Abstract for presentation at Australia and New Zealand Society of Nephrology Annual Scientific Conference

Cellular proliferation and extracellular matrix accumulation are characteristic features of progressive glomerular diseases in humans, in which the interactions between platelet-derived growth factor (PDGF) and TGF-beta have been consistently implicated.

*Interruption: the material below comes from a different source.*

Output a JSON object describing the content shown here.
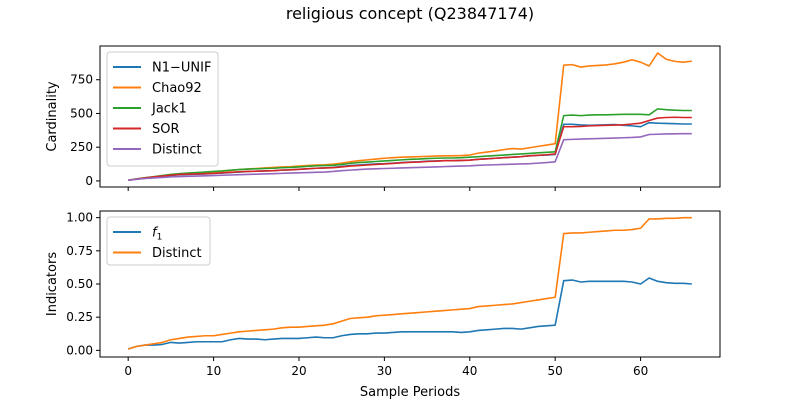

Tranilast (n-[3,4-dimethoxycinnamoyl] anthranilic acid), an anti-fibrotic agent used to treat hypertrophic scars and scleroderma, has been shown to reduce the activation of PDGF and TGF-beta signalling pathways in experimental progressive renal disease. We therefore sought to examine the effects of tranilast on PDGF induced mesangial cell proliferation in vitro, and further to determine whether tranilast ameliorates experimental mesangial proliferation, and matrix accumulation in Thy1 nephritis. In cultured mesangial cells, PDGF (50 ng/ml) induced a 2 to 3 fold increase in mesangial cell 3H-thymidine incorporation. Tranilast (0 to 100 micro-mol/L) reduced PDGF stimulated mesangial cell proliferation in a dose-dependent manner (Table 1). Experimental mesangial proliferative glomerulonephritis was induced in male Wistar rats with monoclonal OX-7, anti-rat Thy-1.1 antibody and rats were randomised to receive either tranilast (400mg/kg/day/gavage) or vehicle. Tranilast was associated with a significant reduction in proteinuria, glomerular hypercellularity, mesangial cell proliferation, the proportional area of activated (alpha-smooth muscle actin positive) mesangial cells, macrophage proliferation, and glomerular type IV collagen deposition (Table 2).The findings of the present study suggest that tranilast is renoprotective in the setting of anti-Thy-1 nephritis. Furthermore, this therapeutic strategy may be beneficial for the treatment of progressive glomerular diseases.